The Duke, on his rise seemed over promoted.  There was the No Fault Auto Insurance that he successfully steered through the General Court.  Was that the panacea as promised?  For all one knows, it might be the best of all possible worlds.  We do still pay a lot for car insurance here.
In his successful run for governor, the bumper stickers read, “Mike Dukakis Should Be Governor.”  The tone of the campaign was that the messiah would relieve us from the scourge of the usual hacks.  The man was almost too good for us.
In his first term, he was celebrated for taking the MBTA to the Corner Office.  If it was an attempt to connect with the common man by an uncommon man, it did not work.  An electorate that had not forgot his broken “lead pipe guarantee” of no tax increase put him on hiatus for a term.
Back in office, he would tout the short-lived improvement in the state economy as the “Massachusetts Miracle.”  He hoped it would get him across the Potomac, but his presidential candidacy in a literal sense “tanked.”
There would be another call for new taxes as he entered the lame duck zone.  The governor would promote the still controversial Big Dig and would leave a bad taste in our region for supporting a prison in New Braintree that smelled of a sweetheart deal.
His ambition was immense, but so was his desire to make a difference.  A controversial English politician who experienced it said, “All political lives, unless they are cut off in midstream at a happy juncture, end in failure, because that is the nature of politics and of human affairs.” True enough, Mike left office unloved and unlamented.
His post-electoral life is sweet.  Few remember that he could not get elected dogcatcher after his last term.  The Duke has his academic sinecure and enjoys the plaudits of his class.
Contrast Dukakis with another Massachusetts pol, the late Congressman John Joseph Moakley.  You remember him.  Well, you probably don't.  He was not flashy and though he had a long career, his congressional accomplishments escape my mind.  His constituents probably don't remember them either.
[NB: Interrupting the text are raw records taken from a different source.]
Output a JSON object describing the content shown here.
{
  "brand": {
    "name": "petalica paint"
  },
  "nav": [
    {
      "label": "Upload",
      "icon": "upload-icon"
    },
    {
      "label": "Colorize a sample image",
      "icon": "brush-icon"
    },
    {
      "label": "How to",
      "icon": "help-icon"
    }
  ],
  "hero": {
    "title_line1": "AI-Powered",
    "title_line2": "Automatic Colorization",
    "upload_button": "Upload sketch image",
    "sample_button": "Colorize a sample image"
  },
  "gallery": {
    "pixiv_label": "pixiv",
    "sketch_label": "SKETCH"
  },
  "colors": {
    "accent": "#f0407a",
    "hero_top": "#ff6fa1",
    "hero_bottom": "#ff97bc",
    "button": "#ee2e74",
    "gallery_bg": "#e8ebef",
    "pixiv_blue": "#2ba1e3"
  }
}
His big claim to fame was that he defeated Louise Day Hicks.  If you remember her, you are either a politics nerd or you are giving away your age.  She had opposed forced busing when chairwoman of the Boston School Committee.  Louise was crazy enough to think that the idea of putting kids on buses and shipping them off to neighborhoods not their own in an ethnically fractious city was absurd.  She was delusional enough to believe that her opposition could lead to a successful political career.
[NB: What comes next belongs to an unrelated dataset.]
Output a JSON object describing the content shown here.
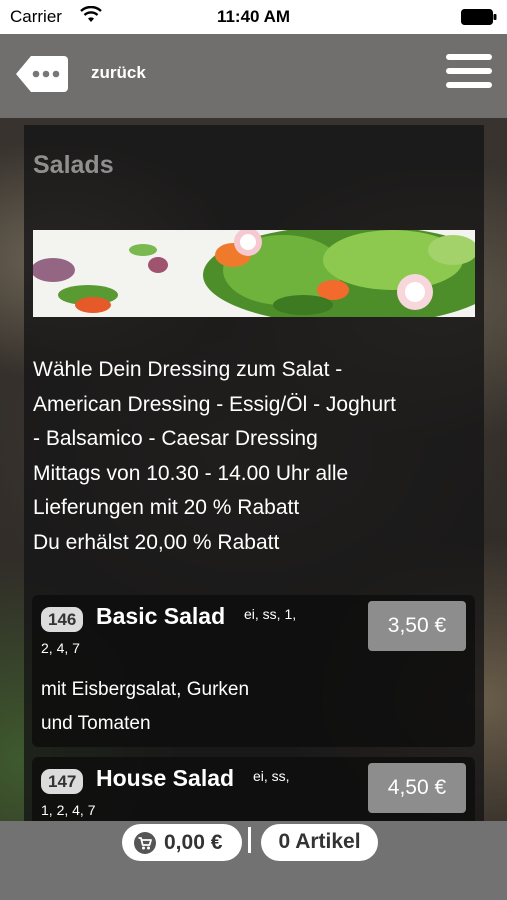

All the great and good got behind Joe to defeat Hicks' congressional re-election bid.  Joe said nothing.  It was better for him not to.  He won and went on to an extended tenure as a mediocrity in the nation's capital.
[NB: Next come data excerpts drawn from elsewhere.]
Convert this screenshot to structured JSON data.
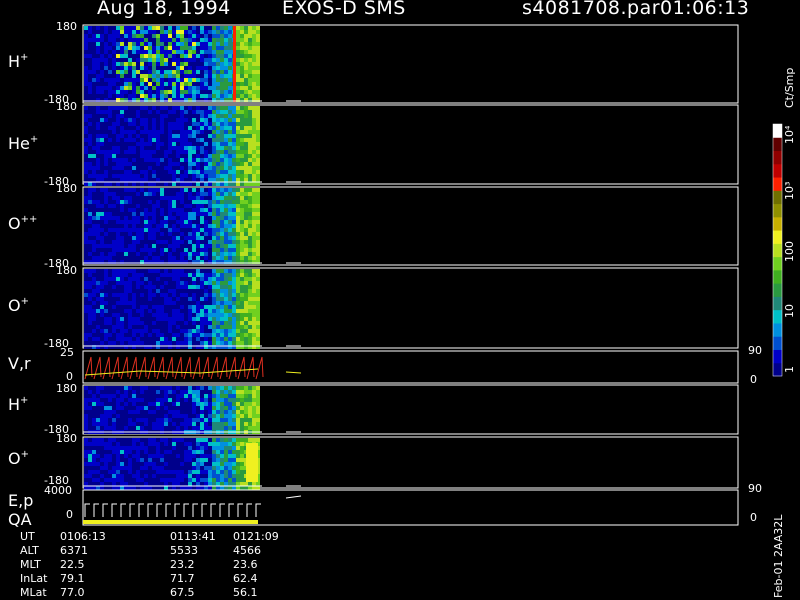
{
  "header": {
    "date": "Aug 18, 1994",
    "instrument": "EXOS-D SMS",
    "file": "s4081708.par",
    "time": "01:06:13"
  },
  "colorbar": {
    "unit_label": "Ct/Smp",
    "ticks": [
      "1",
      "10",
      "100",
      "10³",
      "10⁴"
    ],
    "colors": [
      "#00008b",
      "#0000c8",
      "#0050d0",
      "#0090e0",
      "#00c0c8",
      "#208878",
      "#2a9a40",
      "#40b020",
      "#70d020",
      "#b8e020",
      "#f0f020",
      "#c8b000",
      "#909000",
      "#707000",
      "#ff2000",
      "#c00000",
      "#900000",
      "#600000",
      "#ffffff"
    ]
  },
  "footer_note": "Feb-01 2AA32L",
  "ephemeris": {
    "rows": [
      {
        "label": "UT",
        "values": [
          "0106:13",
          "0113:41",
          "0121:09"
        ]
      },
      {
        "label": "ALT",
        "values": [
          "6371",
          "5533",
          "4566"
        ]
      },
      {
        "label": "MLT",
        "values": [
          "22.5",
          "23.2",
          "23.6"
        ]
      },
      {
        "label": "InLat",
        "values": [
          "79.1",
          "71.7",
          "62.4"
        ]
      },
      {
        "label": "MLat",
        "values": [
          "77.0",
          "67.5",
          "56.1"
        ]
      }
    ]
  },
  "chart_data": [
    {
      "type": "heatmap",
      "title": "H+",
      "ylabel": "H+",
      "ylim": [
        -180,
        180
      ],
      "yticks": [
        "180",
        "-180"
      ],
      "x": "UT"
    },
    {
      "type": "heatmap",
      "title": "He+",
      "ylabel": "He+",
      "ylim": [
        -180,
        180
      ],
      "yticks": [
        "180",
        "-180"
      ],
      "x": "UT"
    },
    {
      "type": "heatmap",
      "title": "O++",
      "ylabel": "O++",
      "ylim": [
        -180,
        180
      ],
      "yticks": [
        "180",
        "-180"
      ],
      "x": "UT"
    },
    {
      "type": "heatmap",
      "title": "O+",
      "ylabel": "O+",
      "ylim": [
        -180,
        180
      ],
      "yticks": [
        "180",
        "-180"
      ],
      "x": "UT"
    },
    {
      "type": "line",
      "title": "V,r",
      "ylabel": "V,r",
      "left_ticks": [
        "25",
        "0"
      ],
      "right_ticks": [
        "90",
        "0"
      ]
    },
    {
      "type": "heatmap",
      "title": "H+",
      "ylabel": "H+",
      "ylim": [
        -180,
        180
      ],
      "yticks": [
        "180",
        "-180"
      ],
      "x": "UT"
    },
    {
      "type": "heatmap",
      "title": "O+",
      "ylabel": "O+",
      "ylim": [
        -180,
        180
      ],
      "yticks": [
        "180",
        "-180"
      ],
      "x": "UT"
    },
    {
      "type": "line",
      "title": "E,p / QA",
      "ylabel": "E,p",
      "ylabel2": "QA",
      "left_ticks": [
        "4000",
        "0"
      ],
      "right_ticks": [
        "90",
        "0"
      ]
    }
  ]
}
I was reminded that he was still alive shortly before his death.  A new federal courthouse was to be named after him.  On WBZ news one morning, I heard it mentioned and one of the solon's flacks was asked about it.  I can never forget his comment, “Joe, in his own humble way, this was the only building he wanted named after him.” 
The John Joseph Moakley United States Courthouse is an ornate architectural monstrosity.  Maybe it's not on the scale of the pyramids, but Joe was no Amenhotep.  When looking at it, one would not say this is the memorial to a humble man.
On January 31 The Boston Globe reported that it was proposed that South Station be named The Governor Michael S. Dukakis Transportation Center at South Station.  No news there.  As noted above, structures are named after public figures.  Usually a man who, in the words of Macbeth,  “struts and frets his hour upon the stage and then is heard no more.”  There may be a couple of geezers left who remember Maurice Tobin of Tobin Bridge fame, but who the heck is Leonard Zakim of the Zakim Bridge?*
It was Michael Stanley's reaction that shocked me.  He said No.  Had I a pacemaker, the battery would have shorted.  This may not be unprecedented, but who has years to research it?  One should not cavil at the act.  Even if his reasoning might not be mine, it's still a noble sentiment and it pains me to say, a humble gesture.
So Governor Duke, you have my admiration, but I will never forgive you for making me give up my resentment.

*I looked him up once and completely forgot who he was a minute later.  All I remember is that he was, in the words of the late Jerry Williams, “not a bad guy.”